Diamonds are bringing some extra revenue to the West African countries out of new selling arrangements which are taking some of the profit that formerly went to CAST (Consolidated African Selection Trust) and its De Beers’ principals. Ghana has its own diamond market and a government marketing board which takes the commission which used to go to middlemen acting for De Beers. In Sierra Leone CAST profits were higher, but a service fee paid to the government board ‘under protest’ and higher production costs cut them somewhat. Nevertheless, CAST was able to declare a final dividend that left the total dividend for the year 1962/63 unchanged at 3s. 6d. on a 5s. share (70 per cent), of which there were 18,198,654 issued and paid up out of 20 million authorised. This issued capital, amounting to £4,549,663 10s. Was achieved in less than twenty years out of reserves made from an original capital of £250,000. Furthermore, stocks of diamonds held by the group at the end of the working year had an estimated value of £6 million.

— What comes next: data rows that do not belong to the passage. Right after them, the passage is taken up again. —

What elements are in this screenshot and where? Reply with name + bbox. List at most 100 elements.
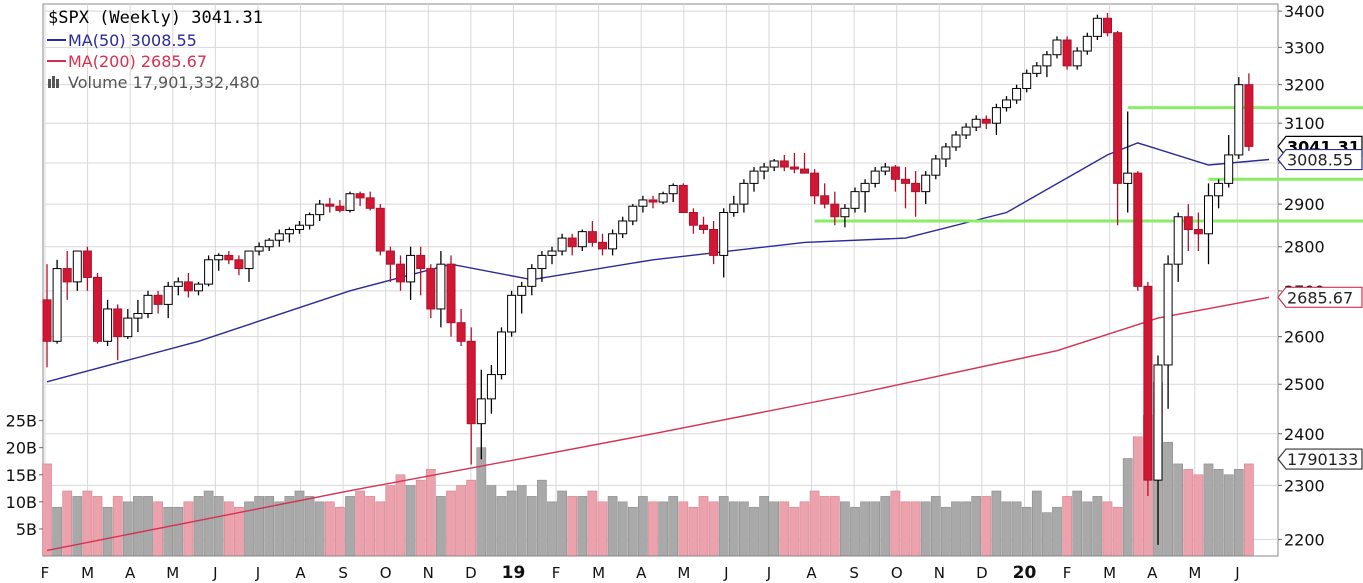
candle-body	[749, 170, 759, 184]
candle-body	[446, 263, 456, 324]
x-tick-label: M	[81, 564, 94, 582]
price-tick-label: 3400	[1284, 2, 1325, 21]
candle	[688, 208, 698, 234]
ma50-line	[46, 142, 1270, 383]
chart-title: $SPX (Weekly) 3041.31	[48, 8, 263, 28]
candle	[547, 246, 557, 265]
candle-body	[315, 203, 325, 216]
candle-body	[890, 166, 900, 180]
volume-bar	[749, 506, 759, 557]
price-tick-label: 2600	[1284, 328, 1325, 347]
price-tick-label: 2800	[1284, 238, 1325, 257]
volume-bar	[213, 496, 224, 557]
candle	[426, 264, 436, 319]
candle-body	[1042, 54, 1052, 67]
volume-tag: 1790133	[1277, 448, 1363, 470]
candle-body	[1133, 172, 1143, 287]
candle-body	[335, 205, 345, 211]
candle	[234, 255, 244, 276]
candle	[93, 272, 102, 344]
candle	[446, 255, 456, 337]
candle	[456, 308, 466, 347]
candle	[911, 171, 921, 217]
candle	[1103, 12, 1112, 37]
candle	[173, 277, 183, 296]
candle	[1123, 111, 1133, 213]
volume-bar	[597, 501, 608, 557]
candle-body	[810, 172, 820, 197]
ma200-line	[46, 296, 1270, 552]
candle-body	[143, 294, 153, 315]
candle-body	[547, 250, 557, 256]
price-tick-label: 2900	[1284, 195, 1325, 214]
x-tick-label: F	[41, 564, 50, 582]
volume-bar	[799, 501, 810, 557]
candle-body	[93, 276, 102, 342]
volume-bar	[668, 496, 679, 557]
candle-body	[688, 212, 698, 226]
candle	[244, 250, 254, 282]
candle-body	[961, 126, 971, 136]
candle-body	[981, 118, 991, 124]
volume-bar	[1001, 501, 1012, 557]
candle-body	[830, 203, 840, 218]
candle	[476, 369, 486, 460]
candle	[1042, 51, 1052, 78]
candle-body	[365, 197, 375, 209]
candle	[789, 152, 799, 174]
price-tick-label: 2500	[1284, 375, 1325, 394]
candle	[103, 299, 113, 347]
candle-body	[103, 308, 113, 342]
volume-bar	[1021, 506, 1032, 557]
candle-body	[82, 250, 92, 278]
volume-bar	[1173, 463, 1184, 557]
price-tick-label: 3200	[1284, 76, 1325, 95]
volume-bar	[203, 490, 214, 557]
x-tick-label: S	[338, 564, 348, 582]
volume-bar	[516, 485, 527, 557]
volume-bar	[698, 496, 709, 557]
candle	[295, 220, 304, 234]
candle-body	[901, 178, 910, 184]
volume-bar	[769, 501, 780, 557]
candle-body	[779, 160, 789, 168]
volume-bar	[102, 506, 113, 557]
volume-bar	[486, 485, 497, 557]
candle	[719, 208, 729, 278]
candle-body	[678, 184, 688, 214]
candle-body	[769, 160, 779, 168]
candle	[618, 216, 628, 239]
candle-body	[971, 118, 981, 128]
candle-body	[577, 231, 587, 248]
volume-bar	[1052, 506, 1062, 557]
volume-bar	[1244, 463, 1254, 557]
candle-body	[1022, 72, 1032, 89]
candle	[971, 115, 981, 132]
candle	[1153, 355, 1163, 545]
candle	[385, 246, 395, 282]
candle-body	[850, 191, 860, 209]
legend-label: Volume 17,901,332,480	[68, 73, 260, 92]
candle	[527, 264, 537, 296]
candle-body	[699, 224, 708, 230]
x-tick-label: F	[552, 564, 561, 582]
candle-body	[951, 134, 961, 148]
candle	[254, 242, 264, 256]
candle-body	[587, 231, 597, 243]
candle	[638, 195, 648, 213]
volume-bar	[314, 501, 325, 557]
volume-bar	[1132, 436, 1143, 557]
candle-body	[295, 224, 304, 230]
candle-body	[820, 195, 830, 205]
volume-bar	[678, 501, 689, 557]
candle-body	[497, 331, 506, 376]
volume-bar	[254, 496, 264, 557]
price-tick-label: 2200	[1284, 530, 1325, 549]
candle	[214, 253, 224, 271]
candle-body	[1173, 216, 1183, 265]
volume-bar	[547, 501, 557, 557]
candle-body	[1204, 195, 1213, 235]
volume-bar	[1203, 463, 1214, 557]
x-tick-label: D	[465, 564, 477, 582]
candle	[305, 212, 315, 230]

Further profits are forced out of Africa in the form of the inflated cost of finished goods, equipment and services she is forced to buy from the monopoly sources that extract the prime materials. This is the big squeeze in which Africa is caught, one that grew tighter from the eve of the first world war. It was estimated by United Nations experts that the dependent countries had to pay $2.5 to $3 billion more for their imports of manufactured goods in 1947 than they would have had to pay if price ratios were the same as in 1913. For the period from 1950 to 1961, according to the Food and Agricultural Organisation of the U.N., the index of returns for primary materials fell from 97 to 91 (70 for cocoa, coffee and tea), while that for manufactured goods rose from 86 to 110. For steel, which is an indispensable commodity on an increasing scale for developing countries, it reaches the very much higher figure of 134. In terms of exchange as between primary producing countries and the exporters of manufactured goods, there has been a decline in ten years from 113 to 82, to the disadvantage of the former. The value of Ghana’s exports in 1962 was the same as that for exports in 1961, but the volume had increased by about six per cent. The value of imports in 1962 was reduced by 16 per cent but the volume fell by only 14 per cent. In the Congo Republic (Brazzaville), while 1962 saw an increase of 77 per cent in exports over 1961, and imports declined by 15 per cent, the value of the exports hardly covered half the value of the imports (E/CN.14/239, Part A, December 1963).